I want to write a crude Euler simulation of a set of PDEs. I read the PDE tutorial on tensorflow.org and I am a little puzzled about how to do this properly. I have two specific questions but would welcome further feedback if there is anything I have overlooked or misunderstood.
The following code is from the tutorial:
# Discretized PDE update rules
U_ = U + eps * Ut
Ut_ = Ut + eps * (laplace(U) - damping * Ut)
# Operation to update the state
step = tf.group(
U.assign(U_),
Ut.assign(Ut_))
Question 1
Isn't there a bug here? Once U.assign(U_) has been evaluated, surely the next evaluation of Ut_ will use the updated value of U rather than the value from the same time step? I would have thought that the correct way to do it would be as follows:
delta_U = tf.Variable(dU_init)
delta_Ut = tf.Variable(dUt_init)
delta_step = tf.group(
delta_U.assign(Ut)
delta_Ut.assign(laplace(U) - damping * Ut)
)
update_step = tf.group(
U.assign_add(eps * delta_U),
Ut.assign_add(eps * delta_Ut)
)
We could then run Euler integration steps by alternating evaluations of delta_step and update_step. If I understand correctly, this could be done via separate invocations of Session.run():
with tf.Session() as sess:
...
for i in range(1000):
sess.run(delta_step)
sess.run(update_step)
Question 2
It seems frustrating that a single operation can't be defined that combines both steps in a fixed order, e.g.
combined_update = tf.group(delta_step, update_step)

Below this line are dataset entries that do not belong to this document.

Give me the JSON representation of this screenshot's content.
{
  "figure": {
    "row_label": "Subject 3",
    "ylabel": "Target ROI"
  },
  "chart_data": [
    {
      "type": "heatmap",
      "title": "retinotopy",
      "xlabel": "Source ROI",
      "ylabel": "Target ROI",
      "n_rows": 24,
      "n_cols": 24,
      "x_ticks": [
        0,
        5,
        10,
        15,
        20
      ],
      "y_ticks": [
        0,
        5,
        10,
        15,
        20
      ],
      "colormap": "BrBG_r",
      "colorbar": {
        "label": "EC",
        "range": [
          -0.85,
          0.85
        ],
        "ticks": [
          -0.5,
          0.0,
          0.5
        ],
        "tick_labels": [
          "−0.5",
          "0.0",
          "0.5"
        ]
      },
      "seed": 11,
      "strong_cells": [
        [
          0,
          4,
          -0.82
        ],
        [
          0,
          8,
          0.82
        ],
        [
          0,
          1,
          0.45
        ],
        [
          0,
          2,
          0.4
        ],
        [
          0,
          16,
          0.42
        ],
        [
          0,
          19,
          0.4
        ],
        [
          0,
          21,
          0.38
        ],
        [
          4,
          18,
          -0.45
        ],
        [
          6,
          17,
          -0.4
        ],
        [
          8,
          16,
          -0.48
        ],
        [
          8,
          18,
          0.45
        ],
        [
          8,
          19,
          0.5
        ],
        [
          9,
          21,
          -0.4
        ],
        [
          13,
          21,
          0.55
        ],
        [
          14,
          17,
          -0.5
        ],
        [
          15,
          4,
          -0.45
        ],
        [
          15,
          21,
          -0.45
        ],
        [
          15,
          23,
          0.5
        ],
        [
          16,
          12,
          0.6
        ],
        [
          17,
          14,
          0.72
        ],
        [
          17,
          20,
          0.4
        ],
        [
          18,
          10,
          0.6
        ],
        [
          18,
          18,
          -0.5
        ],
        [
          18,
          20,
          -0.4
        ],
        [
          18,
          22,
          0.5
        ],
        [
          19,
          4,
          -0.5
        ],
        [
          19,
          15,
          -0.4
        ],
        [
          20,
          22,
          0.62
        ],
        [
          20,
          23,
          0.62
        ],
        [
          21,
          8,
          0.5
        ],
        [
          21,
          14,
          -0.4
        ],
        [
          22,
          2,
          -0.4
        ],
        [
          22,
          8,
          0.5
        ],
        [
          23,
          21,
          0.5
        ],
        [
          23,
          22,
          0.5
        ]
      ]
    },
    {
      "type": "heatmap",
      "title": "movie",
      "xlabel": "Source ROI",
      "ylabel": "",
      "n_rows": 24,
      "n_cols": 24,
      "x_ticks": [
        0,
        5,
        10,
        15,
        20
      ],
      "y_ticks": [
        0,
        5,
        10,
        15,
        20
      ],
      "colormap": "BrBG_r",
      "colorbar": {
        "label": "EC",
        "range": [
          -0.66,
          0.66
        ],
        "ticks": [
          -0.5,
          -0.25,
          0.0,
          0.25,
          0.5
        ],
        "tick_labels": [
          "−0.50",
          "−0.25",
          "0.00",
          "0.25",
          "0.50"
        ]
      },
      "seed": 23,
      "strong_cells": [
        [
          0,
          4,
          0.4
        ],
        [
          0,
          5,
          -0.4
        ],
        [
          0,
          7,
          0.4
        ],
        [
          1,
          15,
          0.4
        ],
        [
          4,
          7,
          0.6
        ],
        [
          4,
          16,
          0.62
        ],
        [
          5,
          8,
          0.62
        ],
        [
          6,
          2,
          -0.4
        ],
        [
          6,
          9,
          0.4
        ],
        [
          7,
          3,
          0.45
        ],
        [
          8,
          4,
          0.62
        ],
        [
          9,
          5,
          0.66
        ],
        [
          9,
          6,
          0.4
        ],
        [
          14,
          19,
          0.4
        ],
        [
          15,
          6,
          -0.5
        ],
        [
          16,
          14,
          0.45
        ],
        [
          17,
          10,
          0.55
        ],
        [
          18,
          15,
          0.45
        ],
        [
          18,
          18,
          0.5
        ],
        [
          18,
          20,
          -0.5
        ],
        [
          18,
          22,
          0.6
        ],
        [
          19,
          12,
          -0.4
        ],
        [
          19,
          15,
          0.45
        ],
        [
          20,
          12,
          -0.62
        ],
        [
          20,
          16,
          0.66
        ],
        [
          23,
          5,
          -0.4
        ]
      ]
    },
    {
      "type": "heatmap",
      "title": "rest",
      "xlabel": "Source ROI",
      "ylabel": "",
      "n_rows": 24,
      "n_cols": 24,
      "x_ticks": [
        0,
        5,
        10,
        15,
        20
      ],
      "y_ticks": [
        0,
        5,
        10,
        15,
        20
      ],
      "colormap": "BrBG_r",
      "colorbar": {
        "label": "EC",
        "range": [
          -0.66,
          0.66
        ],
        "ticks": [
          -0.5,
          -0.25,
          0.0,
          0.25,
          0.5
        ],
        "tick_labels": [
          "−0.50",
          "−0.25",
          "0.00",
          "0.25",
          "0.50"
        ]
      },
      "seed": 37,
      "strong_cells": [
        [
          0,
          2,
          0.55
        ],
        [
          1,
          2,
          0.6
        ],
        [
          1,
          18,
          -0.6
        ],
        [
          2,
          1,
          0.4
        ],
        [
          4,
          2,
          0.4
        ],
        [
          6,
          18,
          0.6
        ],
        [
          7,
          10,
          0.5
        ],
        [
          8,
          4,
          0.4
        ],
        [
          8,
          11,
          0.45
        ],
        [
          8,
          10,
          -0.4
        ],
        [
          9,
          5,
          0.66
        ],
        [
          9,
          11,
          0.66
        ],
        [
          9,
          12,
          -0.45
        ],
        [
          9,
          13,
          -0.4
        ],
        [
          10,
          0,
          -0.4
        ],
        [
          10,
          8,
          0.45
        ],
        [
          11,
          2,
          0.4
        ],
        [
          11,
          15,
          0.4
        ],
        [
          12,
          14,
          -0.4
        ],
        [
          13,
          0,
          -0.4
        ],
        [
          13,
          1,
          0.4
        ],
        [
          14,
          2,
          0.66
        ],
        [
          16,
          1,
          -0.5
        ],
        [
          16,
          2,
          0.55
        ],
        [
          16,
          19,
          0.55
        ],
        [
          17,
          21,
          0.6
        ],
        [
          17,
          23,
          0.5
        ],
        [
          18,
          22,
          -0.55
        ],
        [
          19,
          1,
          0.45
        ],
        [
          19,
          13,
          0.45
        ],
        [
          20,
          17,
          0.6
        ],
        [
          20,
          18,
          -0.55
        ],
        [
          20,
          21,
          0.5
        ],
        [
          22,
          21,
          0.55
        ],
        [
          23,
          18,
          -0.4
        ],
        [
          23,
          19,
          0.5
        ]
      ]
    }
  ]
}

with tf.Session() as sess:
...
for i in range(1000):
sess.run(combined_update)
but according to an answer on this thread, tf.group() does not guarantee any particular evaluation order. The approach described on that thread for controlling evaluation order involves something called "control dependencies"; can they be used in this instance, where we want to ensure that repeated evaluations of two tensors are made in a fixed order?
If not, is there another way to control the order of evaluation of these tensors, beyond explicitly using sequential Session.run() calls?
Update (12/02/2019)
Update: based on jdehesa's answer, I investigated in greater detail. The results support my original intuition that there is a bug in the PDE tutorial which produces incorrect results due to inconsistent evaluation order of tf.assign() calls; this is not resolved by using control dependencies. However, the method from the PDE tutorial usually produces correct results, and I don't understand why.
I checked the results of running the assignment operations in an explicit order, using the following code:
import tensorflow as tf
import numpy as np
# define two variables a and b, and the PDEs that govern them
a = tf.Variable(0.0)
b = tf.Variable(1.0)
da_dt_ = b * 2
db_dt_ = 10 - a * b
dt = 0.1 # integration step size
# after one step of Euler integration, we should have
# a = 0.2 [ = 0.0 + (1.0 * 2) * 0.1 ]
# b = 2.0 [ = 1.0 + (10 - 0.0 * 1.0) * 0.1 ]
# using the method from the PDE tutorial, define updated values for a and b
a_ = a + da_dt_ * dt
b_ = b + db_dt_ * dt
# and define the update operations
assignA = a.assign(a_)
assignB = b.assign(b_)
# define a higher-order function that runs a particular simulation n times
# and summarises the results
def summarise(simulation, n=500):
runs = np.array( [ simulation() for i in range(n) ] )
summary = dict( { (tuple(run), 0) for run in np.unique(runs, axis=0) } )
for run in runs:
summary[tuple(run)] += 1
return summary
# check the results of running the assignment operations in an explicit order
def explicitOrder(first, second):
with tf.Session() as sess:
sess.run(tf.global_variables_initializer())
sess.run(first)
sess.run(second)
return (sess.run(a), sess.run(b))
print( summarise(lambda: explicitOrder(assignA, assignB)) )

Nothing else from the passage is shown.